I am a list maker. I write and regularly up-date “things to do lists” and “things I’ve done lists”. The things I’ve done lists was a personal admin innovation I tried last year to help me track my progress on personal learning goals or projects/work.
I liked this innovation and I am carrying on with it, and one of my “things done lists” is books I have read.
minful of race
The other day I opened my 2019 list to review it and then click on “new” to start my 2020 list and “Mindful of Race: Transforming racism from the inside out” by Ruth King caught my eye. It was a really good book, so I thought I’d tell you about it, though I won’t say much because the book says it all so much better.
One of the things that has made the book special for me is how it keeps on guiding me. I found the book moving and personal and because I have found the practices (meditations or other tools) so helpful I go back to it often in my mind as well as actually picking it up and re-reading bits.
As the title suggests the author brings together the inner and outer realms of political action to help the reader understand the complexity of racial divisions. This ordinarily is enough for a book. But this one also offers practices and stories of action to support the reader to do something.
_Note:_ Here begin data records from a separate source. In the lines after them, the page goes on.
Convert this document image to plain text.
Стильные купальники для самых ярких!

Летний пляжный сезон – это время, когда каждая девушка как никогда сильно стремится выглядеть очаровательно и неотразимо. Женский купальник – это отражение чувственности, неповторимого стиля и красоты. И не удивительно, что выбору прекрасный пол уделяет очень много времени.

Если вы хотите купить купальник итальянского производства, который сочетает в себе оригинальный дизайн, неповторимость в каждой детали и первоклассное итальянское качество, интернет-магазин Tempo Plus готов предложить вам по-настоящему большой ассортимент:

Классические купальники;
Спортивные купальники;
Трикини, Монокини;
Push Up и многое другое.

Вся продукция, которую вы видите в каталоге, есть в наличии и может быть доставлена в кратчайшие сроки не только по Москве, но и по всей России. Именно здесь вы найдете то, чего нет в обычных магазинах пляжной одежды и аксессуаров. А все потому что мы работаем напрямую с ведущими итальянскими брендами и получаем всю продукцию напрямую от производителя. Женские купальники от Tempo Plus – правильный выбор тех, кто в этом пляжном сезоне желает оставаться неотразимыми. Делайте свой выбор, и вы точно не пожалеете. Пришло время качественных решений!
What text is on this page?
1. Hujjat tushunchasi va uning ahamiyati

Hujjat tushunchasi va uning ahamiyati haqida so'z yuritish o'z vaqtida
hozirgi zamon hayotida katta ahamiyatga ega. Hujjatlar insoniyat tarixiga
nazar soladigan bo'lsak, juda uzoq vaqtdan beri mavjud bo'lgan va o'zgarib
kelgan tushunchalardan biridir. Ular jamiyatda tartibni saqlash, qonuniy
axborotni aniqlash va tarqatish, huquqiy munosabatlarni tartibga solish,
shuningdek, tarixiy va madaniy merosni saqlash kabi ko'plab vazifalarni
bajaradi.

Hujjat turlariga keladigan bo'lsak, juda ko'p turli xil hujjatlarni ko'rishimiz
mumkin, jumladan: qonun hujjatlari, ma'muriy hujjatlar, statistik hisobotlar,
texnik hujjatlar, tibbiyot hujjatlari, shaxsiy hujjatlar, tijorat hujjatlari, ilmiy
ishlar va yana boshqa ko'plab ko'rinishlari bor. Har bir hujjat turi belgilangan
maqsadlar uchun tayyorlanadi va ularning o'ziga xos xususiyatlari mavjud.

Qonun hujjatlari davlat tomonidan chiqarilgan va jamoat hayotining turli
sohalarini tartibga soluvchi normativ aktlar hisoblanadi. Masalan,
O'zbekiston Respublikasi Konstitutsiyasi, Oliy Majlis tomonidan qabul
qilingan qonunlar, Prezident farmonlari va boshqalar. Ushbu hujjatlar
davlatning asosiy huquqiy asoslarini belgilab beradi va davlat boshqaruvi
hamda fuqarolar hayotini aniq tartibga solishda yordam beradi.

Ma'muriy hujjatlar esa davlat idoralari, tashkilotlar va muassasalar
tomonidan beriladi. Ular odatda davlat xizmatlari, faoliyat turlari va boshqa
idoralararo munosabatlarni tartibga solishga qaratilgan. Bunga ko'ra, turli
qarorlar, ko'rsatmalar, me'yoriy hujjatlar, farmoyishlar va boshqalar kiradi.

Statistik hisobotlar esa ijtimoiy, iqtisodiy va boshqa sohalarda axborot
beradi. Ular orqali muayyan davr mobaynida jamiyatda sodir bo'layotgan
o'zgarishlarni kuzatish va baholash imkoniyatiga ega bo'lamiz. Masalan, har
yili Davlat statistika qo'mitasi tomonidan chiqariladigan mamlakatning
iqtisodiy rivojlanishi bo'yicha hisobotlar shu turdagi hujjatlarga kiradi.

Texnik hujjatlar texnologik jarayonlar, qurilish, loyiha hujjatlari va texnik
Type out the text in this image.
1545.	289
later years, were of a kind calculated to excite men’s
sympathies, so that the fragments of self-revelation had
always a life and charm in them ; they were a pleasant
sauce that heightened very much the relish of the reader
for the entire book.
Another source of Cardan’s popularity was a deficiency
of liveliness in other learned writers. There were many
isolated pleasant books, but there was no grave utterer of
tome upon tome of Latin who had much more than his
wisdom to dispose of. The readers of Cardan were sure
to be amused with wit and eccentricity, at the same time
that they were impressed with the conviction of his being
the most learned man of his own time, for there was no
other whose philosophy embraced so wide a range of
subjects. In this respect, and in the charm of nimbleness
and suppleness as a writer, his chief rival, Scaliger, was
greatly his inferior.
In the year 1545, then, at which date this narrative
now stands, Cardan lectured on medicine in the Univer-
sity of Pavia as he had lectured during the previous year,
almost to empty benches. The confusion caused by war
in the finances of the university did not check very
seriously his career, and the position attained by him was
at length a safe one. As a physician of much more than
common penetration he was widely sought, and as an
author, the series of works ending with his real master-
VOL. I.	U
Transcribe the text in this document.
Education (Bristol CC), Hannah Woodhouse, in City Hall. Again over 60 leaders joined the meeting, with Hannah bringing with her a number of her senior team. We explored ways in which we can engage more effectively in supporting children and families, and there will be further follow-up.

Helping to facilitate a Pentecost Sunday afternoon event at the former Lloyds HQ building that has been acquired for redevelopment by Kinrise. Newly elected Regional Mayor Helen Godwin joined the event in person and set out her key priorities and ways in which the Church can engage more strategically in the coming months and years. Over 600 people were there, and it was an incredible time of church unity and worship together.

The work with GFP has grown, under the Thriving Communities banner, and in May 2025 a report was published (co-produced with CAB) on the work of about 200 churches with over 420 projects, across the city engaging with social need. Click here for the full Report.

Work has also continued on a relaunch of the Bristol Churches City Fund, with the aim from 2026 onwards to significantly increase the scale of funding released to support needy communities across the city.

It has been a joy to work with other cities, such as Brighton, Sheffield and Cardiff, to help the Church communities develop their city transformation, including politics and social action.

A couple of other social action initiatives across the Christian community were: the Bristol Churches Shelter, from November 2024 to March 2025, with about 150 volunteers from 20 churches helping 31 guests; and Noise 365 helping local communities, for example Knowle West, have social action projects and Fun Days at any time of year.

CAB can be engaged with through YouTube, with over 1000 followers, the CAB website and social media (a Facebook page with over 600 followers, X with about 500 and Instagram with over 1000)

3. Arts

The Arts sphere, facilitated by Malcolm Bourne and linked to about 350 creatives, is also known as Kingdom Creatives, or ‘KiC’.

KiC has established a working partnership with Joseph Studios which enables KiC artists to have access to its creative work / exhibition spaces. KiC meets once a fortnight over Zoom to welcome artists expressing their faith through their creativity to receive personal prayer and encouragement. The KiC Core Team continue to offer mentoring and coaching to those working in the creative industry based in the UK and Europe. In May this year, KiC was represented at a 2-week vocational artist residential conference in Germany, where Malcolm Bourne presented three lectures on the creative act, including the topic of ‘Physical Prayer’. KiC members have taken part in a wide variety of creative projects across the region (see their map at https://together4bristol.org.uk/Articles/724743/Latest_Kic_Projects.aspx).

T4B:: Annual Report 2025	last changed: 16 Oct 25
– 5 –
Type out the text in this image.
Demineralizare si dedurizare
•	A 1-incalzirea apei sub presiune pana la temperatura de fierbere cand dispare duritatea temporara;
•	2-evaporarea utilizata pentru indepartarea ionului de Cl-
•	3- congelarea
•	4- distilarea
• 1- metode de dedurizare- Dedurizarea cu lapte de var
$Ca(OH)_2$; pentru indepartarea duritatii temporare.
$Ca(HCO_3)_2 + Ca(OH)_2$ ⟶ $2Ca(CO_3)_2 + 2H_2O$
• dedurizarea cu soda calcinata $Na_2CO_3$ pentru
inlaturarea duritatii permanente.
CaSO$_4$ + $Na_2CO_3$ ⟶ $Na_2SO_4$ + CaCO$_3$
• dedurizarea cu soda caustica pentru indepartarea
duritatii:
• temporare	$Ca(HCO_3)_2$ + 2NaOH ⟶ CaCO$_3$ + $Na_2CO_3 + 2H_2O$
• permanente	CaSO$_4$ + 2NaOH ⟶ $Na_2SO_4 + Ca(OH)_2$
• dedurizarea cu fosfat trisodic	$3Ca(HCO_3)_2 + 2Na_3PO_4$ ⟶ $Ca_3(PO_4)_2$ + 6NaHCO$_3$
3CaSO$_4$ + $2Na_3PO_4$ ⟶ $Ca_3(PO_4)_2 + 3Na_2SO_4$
Want to know more, here is Ruth King’s website.
bring an ancestor with you
One aspect of the book that really touched me was on page 13:
Bring an ancestor with you. In the work of racial healing, we soon discover that we have inherited what’s unfinished from our parents and ancestors.
We do “ancestor work” in some of the courses I facilitate at Ulex and Ecodharma and over the years I have developed some of my own traditions and practices, but it was the first time I ever read a book with an ancestor.
I was partly successful, though I think I do better riding a bike, taking a walk or cooking with an ancestor. I was a bit clumsy keeping up my end of the relationship (which is to say both) but it was a delightful exercise and I’m currently playing around with the idea while reading another book, “The Language of Emotions: What your feelings are trying to tell you” by Karla McLaren.
And that’s it really. I highly recommend it. It is one of those books that, for now at least, is a point of reference for my inner work. Because of spending time with her words, Ruth King feels a bit like a friend, and definitely a wise teacher. So a little shout out to celebrate her and this book. And heaps of gratitude to her for how her writing keeps on nourishing me. Take a look, I think you might find it so too.